Dans sa plaidoirie finale, l’avocate de Laurence Coly mentionne les cellules chimériques — lorsque l’ADN d’une cellule est transmis de la mère vers l’enfant et de l’enfant vers la mère — comme un exemple des monstres qui sont parmi nous. L’enfant appartient à la mère tout comme son corps lui appartient, puisqu’ils partagent les mêmes cellules. Encore une fois avec l’utilisation de la mythologie grecque, le symbole de la chimère est mobilisé pour représenter le caractère explosif de la maternité. L’aspect broche à foin de la comparaison à la chimère est surtout ressenti lorsque l’état psychologique de la mère est évalué : elle est composée de multiples facettes qui n’ont pas de cohérence, parce qu’elle est en constante évolution.

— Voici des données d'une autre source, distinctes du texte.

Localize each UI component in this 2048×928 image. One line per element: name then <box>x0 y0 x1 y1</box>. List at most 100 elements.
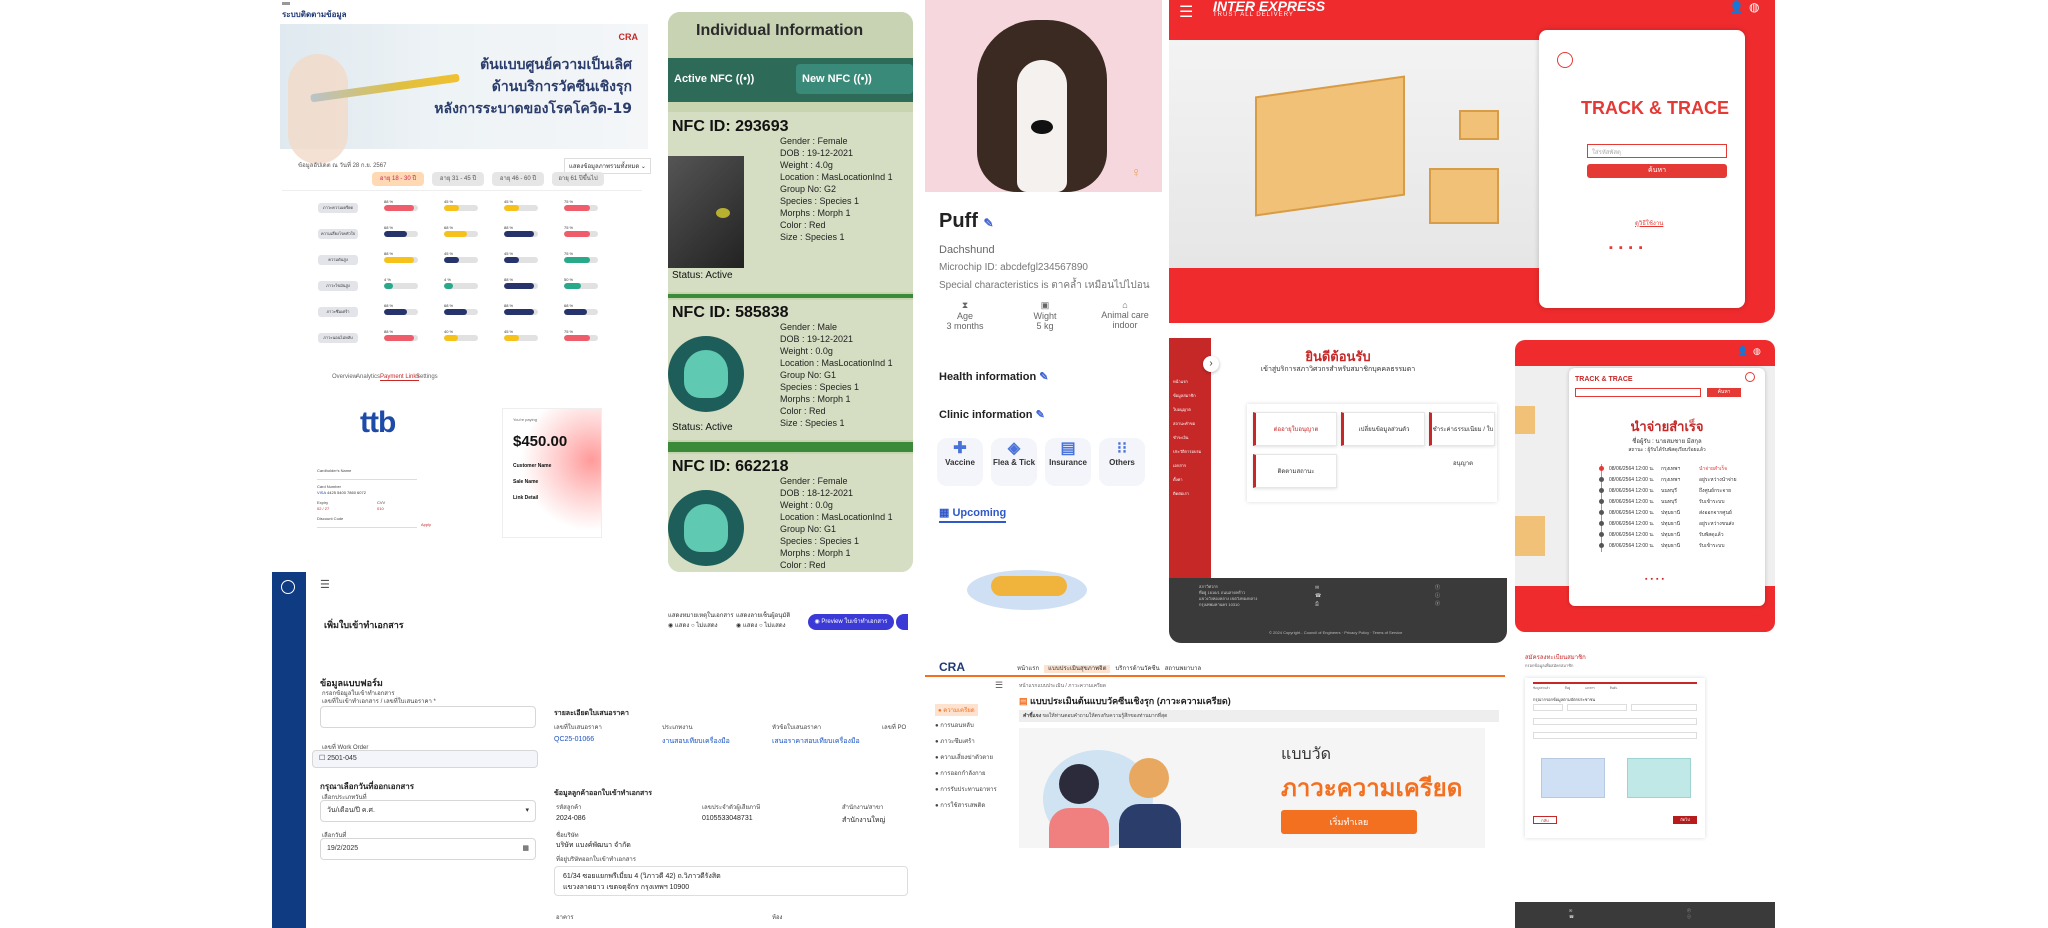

Naviguer les fréquences émotionnelles

Le film soulève des questionnements intéressants. Notamment, comment être un bon parent si nous n’avons eu aucun modèle ? Ou encore plus spécifiquement, lorsqu’on a dû s’élever soi-même, surtout en tant qu’enfant d’immigrant.e.s.

Stylistiquement, la caméra cadre l’action du film de manière à ce que le.a spectateur.ice devienne un personnage passif dans l’histoire. Il ou elle témoigne de tout, vit chaque moment avec le personnage sur scène. C’est une intensité qui lui est imposée. L’expérience d’Alice Diop dans la réalisation de documentaires est mise en évidence tant par la façon dont elle manipule la trame narrative que par le cadrage de la caméra.

Saint-Omer est très bien fait, mais les longueurs dans l’histoire épuisent le.la spectateur.ice, autant physiquement qu’émotionnellement. Il n’y a pas de résolution, pas de belle fin bien établie. À la place, le.la spectateur.ice doit vivre des moments inconfortables, et ce bien après la fin du générique.